As to the liability of an attorney. He is not held to the rule of infallibility, but is responsible to his client only for those mistakes as a pleader which indicate a lack on his part of the attainments and diligence commonly possessed and exercised by legal practitioners. Courts often differ as to the sufficiency of a pleading without subjecting the judges to the reproach of ignorance or incompetency on account of conflicting views. (Kissam v. Bremerman, 44 App. Div. 588, 591.)

“It is undoubtedly true that an attorney is only bound to exercise the ordinary reasonable skill and knowledge of his profession, and is not liable for every error of judgment or opinion as" to the law.” (Cullen, J., Byrnes v. Palmer, 18 App. Div. 1; affd., 160 N. Y. 699.)

“ The conduct of a lawsuit involves questions of judgment and discretion as to which even the most distinguished members of the profession may differ. They often present subtle and doubtful questions of law. If in such cases a lawyer errs on a question not elementary or conclusively settled by authority, that error is one of judgment for which he is not liable.” (Byrnes v. Palmer, supra.)
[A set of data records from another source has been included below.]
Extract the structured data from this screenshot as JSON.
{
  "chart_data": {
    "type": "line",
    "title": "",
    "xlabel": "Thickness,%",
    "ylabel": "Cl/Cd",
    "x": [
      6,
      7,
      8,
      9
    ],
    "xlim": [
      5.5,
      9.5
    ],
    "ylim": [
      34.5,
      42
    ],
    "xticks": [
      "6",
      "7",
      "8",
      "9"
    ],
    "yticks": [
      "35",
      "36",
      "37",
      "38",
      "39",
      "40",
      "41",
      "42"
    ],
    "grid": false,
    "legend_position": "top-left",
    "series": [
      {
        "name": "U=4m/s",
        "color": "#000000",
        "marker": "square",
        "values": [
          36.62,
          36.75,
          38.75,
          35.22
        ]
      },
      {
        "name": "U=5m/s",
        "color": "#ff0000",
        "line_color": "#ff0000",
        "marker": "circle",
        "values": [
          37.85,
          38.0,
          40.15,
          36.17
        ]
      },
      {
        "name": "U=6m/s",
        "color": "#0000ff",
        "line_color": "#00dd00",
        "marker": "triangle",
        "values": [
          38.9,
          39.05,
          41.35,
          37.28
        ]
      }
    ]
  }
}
The question as to whether pleading the payment of the transfer tax was a condition precedent and hence required to be alleged in the complaint, or was a condition subsequent and *158hence required to be set up in the answer in order to be available as a defense, was decided by the Court of Appeals by a vote of four to three, Judge Vann writing the dissenting opinion in which Judges Cullen and Collin concurred.

Prior to the decisions in Bean v. Flint, no court seems to have passed upon that question.

It is clear in view of this division of opinion in the Court of Appeals and of the facts before referred to, that the defendants cannot be held to any liability by reason of having believed as the testimony shows, and acted upon the belief, that it was incumbent upon the plaintiff to allege and prove the payment of the transfer tax, nor because of not having applied for permission to amend the answer by pleading the non-payment of such tax.

A careful examination of the record convinces us that the facts fall far short of establishing liability upon the part of the defendants, judged by even a much more stringent rule than that above stated.

The decision of the trial court dismissing the complaint was, therefore, correct and should be affirmed, with costs.

Judgment and order unanimously affirmed, with costs.